The Beertender Fights the Man with Lagunitas Brewing Company

Jan 20, 2010 at 1:00 pm
Something I'd like to do more often in the future is spotlight individual breweries that sell their wares in the St Louis area. To that end, let us talk today of a new arrival, the pride of Petaluma, California: the Lagunitas Brewing Company.

click to enlarge Petaluma, California, the home of Lagunitas Brewing Company - Robert Campbell, Wikimedia Commons
Robert Campbell, Wikimedia Commons
Petaluma, California, the home of Lagunitas Brewing Company
Owner Tony Magee founded his brewery  in 1993 in Lagunitas (pronounced lah-goo-NEE-tus), California. He moved the entire operation to Petaluma a few years later when it outgrew its original home. Predominantly an ale brewer, Lagunitas makes the kind of beers that cause American beer geeks to swoon: highly hopped, high gravity, unbeholden to style parameters and packaged with a sense of humor. A bottle label may jokingly disparage the brewers themselves, and the brewery's website admits, "Our brewers love the challenge of a new recipe, while our drinkers love the challenge of figuring out what the hell the weird story on the side panel has to do with the beer in the bottle."

Unsurprising then that this is the company that once produced a line of beers honoring employees' favorite Frank Zappa records.

Furthering their iconoclastic image, folks at Lagunitas have had their share of challenges to their business and are unafraid to tell the world about them. From unfriendly neighbors to governmental interference, forces have conspired to give the brewery official underdog status, and it has the beer names to prove it. One such beer, a hoppy amber ale, is called Censored, so called because the original title, the Kronik, was deemed unacceptable by the Label Approval Man. Another beer is titled Undercover Investigation Shutdown Ale. That story is perhaps better heard from the source (video, um, possibly NSFW).

California is often credited with being ground zero for the craft-beer revolution, just as vintners and chefs from The Golden State have profoundly changed the way Americans think about wine and food. Lagunitas continues this tradition by producing adventurous takes on common styles while coming up with a few unique creations. Lagunitas wheat beers tend to be much hoppier and stronger than most, and many of the company's beers, including the brown-sugary Brown Shugga and hypermalty Hairy Eyeball, can only be categorized as, simply, Strong Ale. The by-comparison straightforward IPA is a classic West Coast hop bomb, and one of the best selling India pale ales in the country.

At a time when some brewers are really starting to push the boundaries of what a beer drinker will pay, it's refreshing to be able to report that this is a brewery whose beers won't give you sticker shock. A recent shopping trip brought me face to face with two exciting, new-to-me beers from different brewers, both high gravity, both sold in 22-ounce bottles. The first beer, an IPA from Indiana, sold for 12.99, while the Lagunitas brew, Hop Stoopid, went for only 5.49. Guess which brewery got my money.

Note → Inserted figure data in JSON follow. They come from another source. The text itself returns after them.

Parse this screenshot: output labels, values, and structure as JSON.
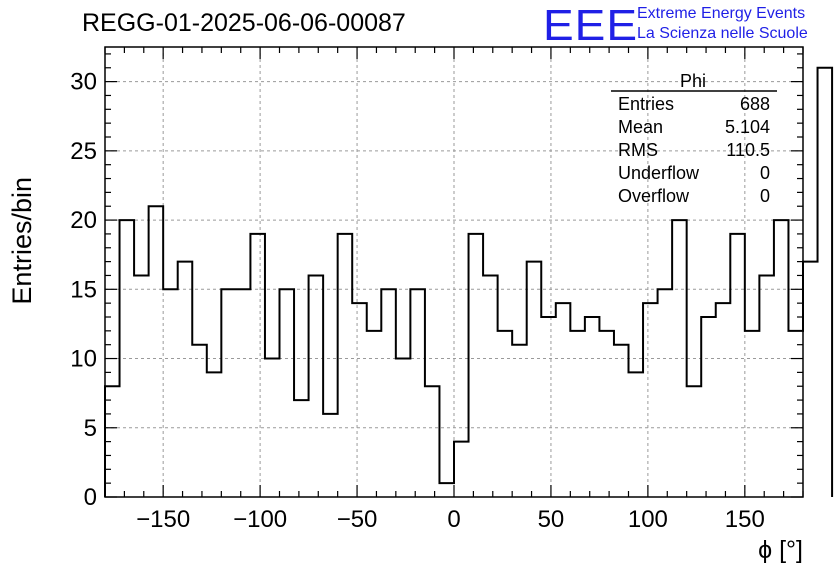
{
  "header": {
    "run_title": "REGG-01-2025-06-06-00087",
    "logo_text": "EEE",
    "logo_line1": "Extreme Energy Events",
    "logo_line2": "La Scienza nelle Scuole",
    "logo_color": "#1f1fe6"
  },
  "chart_data": {
    "type": "histogram",
    "title": "REGG-01-2025-06-06-00087",
    "xlabel": "ϕ [°]",
    "ylabel": "Entries/bin",
    "xlim": [
      -180,
      180
    ],
    "ylim": [
      0,
      32.5
    ],
    "xticks": [
      -150,
      -100,
      -50,
      0,
      50,
      100,
      150
    ],
    "xtick_labels": [
      "−150",
      "−100",
      "−50",
      "0",
      "50",
      "100",
      "150"
    ],
    "yticks": [
      0,
      5,
      10,
      15,
      20,
      25,
      30
    ],
    "grid": true,
    "bin_width": 7.5,
    "bin_edges_start": -180,
    "values": [
      8,
      20,
      16,
      21,
      15,
      17,
      11,
      9,
      15,
      15,
      19,
      10,
      15,
      7,
      16,
      6,
      19,
      14,
      12,
      15,
      10,
      15,
      8,
      1,
      4,
      19,
      16,
      12,
      11,
      17,
      13,
      14,
      12,
      13,
      12,
      11,
      9,
      14,
      15,
      20,
      8,
      13,
      14,
      19,
      12,
      16,
      20,
      12,
      17,
      31
    ],
    "stats_box": {
      "title": "Phi",
      "rows": [
        {
          "label": "Entries",
          "value": "688"
        },
        {
          "label": "Mean",
          "value": "5.104"
        },
        {
          "label": "RMS",
          "value": "110.5"
        },
        {
          "label": "Underflow",
          "value": "0"
        },
        {
          "label": "Overflow",
          "value": "0"
        }
      ]
    }
  }
}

Now, normally I'm not the kind of person that passes on a great experience due to cost alone. If I am genuinely excited about something, I'll pass on a handful of less exciting opportunities if it means I get to indulge in the more memorable one. The problem lately? With beer beginning to enjoy the cachet -- and therefore the hype and pricing potential -- of wine, some breweries are jacking up prices to the point that even this impulsive beer buyer has found himself saying, "Are you shitting me? For twelve ounces?"

But I needn't worry about that if I'm buying Lagunitas. Look for these beers, as well as Lagunitas Dogtown Pale (the source of the company's canine logo), Cappuccino Stout and other seasonal releases at your finer beer stores such as Lukas Liquors, Randall's and the Wine & Cheese Place.

Matt Thenhaus is a Saint Louis bartender who believes there is a time and place for every beer. He blogs about beer every Wednesday.